Other inquiries that the physician should make include the following. The clinician should ask about the patient's customary footwear (whether, for example, it includes high-heeled shoes or
tight-fitting athletic shoes). The patient should be asked specifically about any recent change in footwear, such as whether he/she is wearing new athletic shoes or whether the patient has made a
transition from flat shoes to high heels or vice versa. Individuals who have been accustomed to wearing high-heeled shoes on a long-term basis may find that switching to flat shoes causes increased
stretch and irritation of the Achilles tendon and the associated bursae. The specifics of a patient's activity level should be ascertained, including how far the patient runs and, in particular,
whether the individual is running with greater intensity than before or has increased the distance being run. The history of any known or suspected underlying rheumatologic conditions, such as gout,
rheumatoid arthritis, or seronegative spondyloarthropathies, should be obtained.
Non Surgical Treatment
Treatment consists of anti-inflammatory therapy with the use of ice, short term non steroidal therapy including ibuprofen and naproxen and selective use of cortisone injections.

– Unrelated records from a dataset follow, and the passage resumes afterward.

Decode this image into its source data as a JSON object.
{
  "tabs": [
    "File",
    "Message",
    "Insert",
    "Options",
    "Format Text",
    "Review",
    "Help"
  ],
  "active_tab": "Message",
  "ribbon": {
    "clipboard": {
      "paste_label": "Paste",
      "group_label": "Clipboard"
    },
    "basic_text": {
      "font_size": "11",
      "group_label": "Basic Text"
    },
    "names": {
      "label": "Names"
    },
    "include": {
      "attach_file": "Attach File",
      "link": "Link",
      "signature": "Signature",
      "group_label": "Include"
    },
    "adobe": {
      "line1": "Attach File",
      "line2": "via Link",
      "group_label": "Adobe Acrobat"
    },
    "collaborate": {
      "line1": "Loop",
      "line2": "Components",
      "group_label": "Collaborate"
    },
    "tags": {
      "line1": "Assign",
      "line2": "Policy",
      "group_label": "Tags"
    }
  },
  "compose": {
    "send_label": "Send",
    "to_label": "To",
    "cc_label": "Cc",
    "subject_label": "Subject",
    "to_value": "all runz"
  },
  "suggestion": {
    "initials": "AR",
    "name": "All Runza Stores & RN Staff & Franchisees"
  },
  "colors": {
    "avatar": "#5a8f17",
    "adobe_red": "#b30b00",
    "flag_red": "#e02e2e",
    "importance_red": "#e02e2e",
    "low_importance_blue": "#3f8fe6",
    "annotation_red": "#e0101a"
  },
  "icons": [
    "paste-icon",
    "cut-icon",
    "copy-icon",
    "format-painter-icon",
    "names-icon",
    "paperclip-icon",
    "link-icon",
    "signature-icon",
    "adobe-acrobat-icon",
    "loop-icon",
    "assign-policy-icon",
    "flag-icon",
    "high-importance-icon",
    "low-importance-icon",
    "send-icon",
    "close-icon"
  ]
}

Cortisone injections
have been shown to be a highly effective anti-inflammatory measure for relieving foot and ankle pain. Care must always be taken by the physician to insure that the injection is administered into the
bursal sac and not the Achilles tendon which can cause tendon injury. Treatment also consists of the use of heel lifts or the temporary use of a shoe with a low heel. The heel lift decreases the
mechanical load on the Achilles tendon. Gentle stretching of the Achilles tendon, the possible use of a splint that is worn at night as well as physical therapy as directed by your physician can be
employed. Temporary activity limitations for fitness must be incorporated into the treatment plan. Any weight bearing activity for exercise that actively lifts your heel off of the ground including
running, walking stair stepper will interfere with effective conservative care. Low impact activity including biking and pool tend to be safe exercises during your recovery.
Once your pain and inflammation is gone, you can prevent retrocalcaneal bursitis deformity by wearing the best shoes for your foot type. You should high-heels and pumps if possible. Wear orthotics
(custom arch supports) or over-the-counter orthotic devices. Perform frequent Achilles tendon stretching exercises to prevent it from becoming tight agian. Avoiding running uphill when training. Try
to run on softer surfaces and avoid concrete.